Let's first re-familiarize ourselves with the basics of all cancers. Cancer cells start out as normal, healthy cells. No one seems to know exactly how or why (although we all have theories involving chemicals, cell phones, chem trails , stress, and government conspiracies) these cells go rogue and become cancer cells. I will skip the part about how cancer cells have messed up mitochondria and how that disrupts normal cell function). Anyway, back to our story. All cancer cells share these 2 characteristics: 1) they divide like crazy, so much faster than normal healthy cells. GBM cells and other aggressive cancers divide faster than slow growth cancers. When you have enough of these divided cells clumped together, you have a tumor 2) they don't typically go into apoptosis (programmed cell death, see above) like they are supposed to . So, keep those two things in mind as we go through what the medication does because this next part will be on the test. 

The BRAF gene in cancer cells is involved in the dividing process, which, as you recall, is all screwed up in the cancer cell. They have one drug that goes after that mutated BRAF gene and messes with it so that the cancer cell stops (or at least slows down) the division (also called proliferation). Therefore, the cell can't divide or at least can't divide as aggressively. The second drug is administered and what does it do? It attacks those same cells with its superpowers and convinces the cells to go into programmed cell death. It's as if one hit man goes in, breaks a knee or two, and then the second hit man goes in after the cell is all down and out to convinces it to commit suicide. A one-two punch! I knew taking the name Rinaldo would come in handy one day!

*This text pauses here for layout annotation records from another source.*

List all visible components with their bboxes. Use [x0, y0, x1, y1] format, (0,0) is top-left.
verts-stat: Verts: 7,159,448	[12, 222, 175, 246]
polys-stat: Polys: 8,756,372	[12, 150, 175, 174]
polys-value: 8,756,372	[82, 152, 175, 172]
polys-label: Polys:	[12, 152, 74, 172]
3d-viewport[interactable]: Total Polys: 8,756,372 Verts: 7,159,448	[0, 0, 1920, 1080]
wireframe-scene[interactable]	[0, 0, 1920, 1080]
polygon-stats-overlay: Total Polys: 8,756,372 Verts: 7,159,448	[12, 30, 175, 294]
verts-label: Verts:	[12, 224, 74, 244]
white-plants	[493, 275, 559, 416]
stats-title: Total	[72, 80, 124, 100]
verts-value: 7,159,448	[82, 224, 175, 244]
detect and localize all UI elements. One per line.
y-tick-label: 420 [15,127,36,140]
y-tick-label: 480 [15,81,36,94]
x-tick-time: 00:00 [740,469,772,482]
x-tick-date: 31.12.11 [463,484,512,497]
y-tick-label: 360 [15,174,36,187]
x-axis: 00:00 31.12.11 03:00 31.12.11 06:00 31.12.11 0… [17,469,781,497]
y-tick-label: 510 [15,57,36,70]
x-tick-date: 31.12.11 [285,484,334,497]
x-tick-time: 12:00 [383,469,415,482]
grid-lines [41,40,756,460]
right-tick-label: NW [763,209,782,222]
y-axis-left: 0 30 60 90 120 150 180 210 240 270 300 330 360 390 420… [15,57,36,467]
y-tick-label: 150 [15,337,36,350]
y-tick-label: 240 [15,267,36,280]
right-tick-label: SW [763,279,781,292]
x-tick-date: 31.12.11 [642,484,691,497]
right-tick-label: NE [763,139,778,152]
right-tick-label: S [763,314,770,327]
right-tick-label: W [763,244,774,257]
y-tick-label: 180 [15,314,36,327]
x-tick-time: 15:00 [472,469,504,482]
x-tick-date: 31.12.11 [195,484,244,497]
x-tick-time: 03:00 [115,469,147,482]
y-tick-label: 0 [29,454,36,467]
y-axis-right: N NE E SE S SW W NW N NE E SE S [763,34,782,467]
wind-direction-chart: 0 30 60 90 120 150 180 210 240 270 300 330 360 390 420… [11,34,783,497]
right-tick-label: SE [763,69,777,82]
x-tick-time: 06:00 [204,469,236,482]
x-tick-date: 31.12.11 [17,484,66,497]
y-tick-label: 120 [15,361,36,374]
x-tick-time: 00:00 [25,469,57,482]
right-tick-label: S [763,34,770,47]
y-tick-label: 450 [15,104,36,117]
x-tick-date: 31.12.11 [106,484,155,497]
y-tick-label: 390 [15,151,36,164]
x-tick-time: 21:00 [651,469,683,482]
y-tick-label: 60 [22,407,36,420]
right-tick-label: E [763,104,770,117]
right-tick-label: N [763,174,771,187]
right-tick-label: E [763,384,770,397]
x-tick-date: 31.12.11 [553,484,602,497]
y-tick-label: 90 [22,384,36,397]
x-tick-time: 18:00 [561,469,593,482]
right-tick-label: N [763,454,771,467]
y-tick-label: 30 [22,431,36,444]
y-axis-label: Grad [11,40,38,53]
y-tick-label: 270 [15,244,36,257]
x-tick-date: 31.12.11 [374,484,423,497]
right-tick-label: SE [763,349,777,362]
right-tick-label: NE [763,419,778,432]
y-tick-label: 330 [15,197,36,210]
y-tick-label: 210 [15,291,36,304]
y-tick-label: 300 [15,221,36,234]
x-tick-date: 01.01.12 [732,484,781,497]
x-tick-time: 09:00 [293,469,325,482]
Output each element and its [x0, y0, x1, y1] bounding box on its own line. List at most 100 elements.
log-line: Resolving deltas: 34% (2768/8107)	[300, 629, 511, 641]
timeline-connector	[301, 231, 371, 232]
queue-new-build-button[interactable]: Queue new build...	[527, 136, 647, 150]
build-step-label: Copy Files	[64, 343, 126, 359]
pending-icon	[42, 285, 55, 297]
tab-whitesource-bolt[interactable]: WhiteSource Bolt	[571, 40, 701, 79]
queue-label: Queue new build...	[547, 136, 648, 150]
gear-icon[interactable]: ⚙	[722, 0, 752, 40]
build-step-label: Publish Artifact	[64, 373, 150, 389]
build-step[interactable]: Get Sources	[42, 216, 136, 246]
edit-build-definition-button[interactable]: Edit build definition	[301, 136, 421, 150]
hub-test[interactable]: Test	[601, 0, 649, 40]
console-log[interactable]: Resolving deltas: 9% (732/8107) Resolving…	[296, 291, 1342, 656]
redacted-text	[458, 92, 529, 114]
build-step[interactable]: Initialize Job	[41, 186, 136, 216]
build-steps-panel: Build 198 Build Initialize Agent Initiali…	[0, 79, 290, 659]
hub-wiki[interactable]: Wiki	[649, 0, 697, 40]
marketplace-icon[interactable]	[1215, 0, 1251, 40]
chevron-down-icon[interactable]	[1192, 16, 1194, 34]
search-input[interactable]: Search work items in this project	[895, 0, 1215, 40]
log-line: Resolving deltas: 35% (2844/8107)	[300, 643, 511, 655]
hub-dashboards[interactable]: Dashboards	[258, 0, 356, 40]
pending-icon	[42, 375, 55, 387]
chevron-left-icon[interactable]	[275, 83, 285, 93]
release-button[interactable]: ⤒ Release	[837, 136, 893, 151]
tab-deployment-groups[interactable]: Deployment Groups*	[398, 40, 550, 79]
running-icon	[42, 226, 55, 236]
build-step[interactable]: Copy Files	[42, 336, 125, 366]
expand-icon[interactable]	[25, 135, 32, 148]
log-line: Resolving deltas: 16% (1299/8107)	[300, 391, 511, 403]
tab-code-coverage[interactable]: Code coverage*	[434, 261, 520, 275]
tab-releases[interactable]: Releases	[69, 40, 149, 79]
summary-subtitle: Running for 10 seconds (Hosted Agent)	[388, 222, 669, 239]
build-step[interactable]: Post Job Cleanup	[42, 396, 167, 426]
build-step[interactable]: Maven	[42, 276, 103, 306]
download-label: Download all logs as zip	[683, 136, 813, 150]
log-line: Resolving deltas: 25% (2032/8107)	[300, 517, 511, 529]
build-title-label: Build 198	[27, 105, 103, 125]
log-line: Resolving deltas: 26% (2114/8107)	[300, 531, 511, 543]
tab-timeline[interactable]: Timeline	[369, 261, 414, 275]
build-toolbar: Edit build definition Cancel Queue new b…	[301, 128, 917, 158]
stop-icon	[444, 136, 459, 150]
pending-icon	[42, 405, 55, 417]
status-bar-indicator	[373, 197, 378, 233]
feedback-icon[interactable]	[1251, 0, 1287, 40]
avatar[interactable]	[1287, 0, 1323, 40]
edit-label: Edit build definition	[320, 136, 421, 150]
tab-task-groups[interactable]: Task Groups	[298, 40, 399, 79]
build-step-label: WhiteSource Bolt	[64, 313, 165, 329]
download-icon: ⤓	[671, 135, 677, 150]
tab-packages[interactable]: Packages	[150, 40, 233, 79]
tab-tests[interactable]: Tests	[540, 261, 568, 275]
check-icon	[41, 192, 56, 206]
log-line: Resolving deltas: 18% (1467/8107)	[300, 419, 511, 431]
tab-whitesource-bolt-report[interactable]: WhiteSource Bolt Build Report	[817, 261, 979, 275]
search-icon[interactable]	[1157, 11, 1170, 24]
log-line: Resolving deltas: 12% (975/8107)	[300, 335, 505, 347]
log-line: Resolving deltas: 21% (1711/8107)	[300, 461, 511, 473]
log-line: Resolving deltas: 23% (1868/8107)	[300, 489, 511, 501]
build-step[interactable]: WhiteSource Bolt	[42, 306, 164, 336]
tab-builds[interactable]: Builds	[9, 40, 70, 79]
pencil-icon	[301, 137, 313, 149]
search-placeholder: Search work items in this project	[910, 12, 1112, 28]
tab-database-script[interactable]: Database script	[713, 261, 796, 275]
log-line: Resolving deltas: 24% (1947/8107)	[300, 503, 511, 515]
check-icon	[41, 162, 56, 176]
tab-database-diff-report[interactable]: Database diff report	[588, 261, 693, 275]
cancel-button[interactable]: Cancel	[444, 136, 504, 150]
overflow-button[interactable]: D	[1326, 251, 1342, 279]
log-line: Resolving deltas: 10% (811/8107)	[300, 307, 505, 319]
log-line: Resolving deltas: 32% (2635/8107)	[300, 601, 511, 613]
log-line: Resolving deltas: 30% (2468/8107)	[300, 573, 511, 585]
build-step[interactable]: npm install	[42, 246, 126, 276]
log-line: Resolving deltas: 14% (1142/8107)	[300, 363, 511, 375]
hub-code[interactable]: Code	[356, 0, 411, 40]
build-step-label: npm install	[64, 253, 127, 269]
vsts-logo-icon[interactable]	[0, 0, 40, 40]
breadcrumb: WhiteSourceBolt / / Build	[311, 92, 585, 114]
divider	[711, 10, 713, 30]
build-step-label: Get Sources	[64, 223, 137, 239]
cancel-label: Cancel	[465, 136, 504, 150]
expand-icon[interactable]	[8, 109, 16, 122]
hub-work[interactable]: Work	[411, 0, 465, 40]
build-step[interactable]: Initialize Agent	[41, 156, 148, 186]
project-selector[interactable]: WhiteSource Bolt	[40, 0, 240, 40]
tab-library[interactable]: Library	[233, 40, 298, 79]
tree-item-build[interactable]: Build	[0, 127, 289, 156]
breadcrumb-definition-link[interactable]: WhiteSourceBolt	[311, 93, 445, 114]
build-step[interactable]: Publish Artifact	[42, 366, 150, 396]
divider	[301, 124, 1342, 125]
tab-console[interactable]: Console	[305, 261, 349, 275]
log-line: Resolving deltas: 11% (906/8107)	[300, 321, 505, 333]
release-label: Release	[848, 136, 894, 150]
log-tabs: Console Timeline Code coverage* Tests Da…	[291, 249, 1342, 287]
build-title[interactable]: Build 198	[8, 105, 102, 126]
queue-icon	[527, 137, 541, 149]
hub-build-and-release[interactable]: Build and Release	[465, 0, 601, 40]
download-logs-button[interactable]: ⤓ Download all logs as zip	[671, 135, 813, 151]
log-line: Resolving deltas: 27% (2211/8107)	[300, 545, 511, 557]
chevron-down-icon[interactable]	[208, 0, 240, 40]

Randomly enough, I had met a woman at the Metabolic Therapeutics conference in California a few weeks back who is a lung oncologist at a very prominent hospital that has been in the news a lot because of recent successes with many types of cancer, including GBM. I won't say where because it's the school that UK alumns are not allowed to mention. We will call it the university that shall not be named. My new friend had given me her contact info and asked me to let her know my results. I texted her when I heard about the results and treatment, especially since this is a mutation and treatment more common in lung cancer. She said, "Awesome news!" Then she went on to say that she has used this basic treatment (maybe not exactly the same drugs but basically the same) and has had "great success." The only warning she had was that it can be hard on the skin and that I should be very careful about lesions and use a very good moisturizer all over. I need to start interviewing the equivalent of a young, hot pool boy to apply my moisturizer. If you know of anyone looking for a job who fits that description, has two hands, is coordinated,and will bring me coffee, I will be accepting applications soon. The job doesn't pay that well, but they get to hang out with me and laugh at my jokes so that's a HUGE perquisite. 

Jason and Aidan went home on Friday and I've been having one adventure after another in Houston. Tomorrow I fly home for about 24 hours for a work thing and then I get back in plenty of time to rest up for your test on Friday.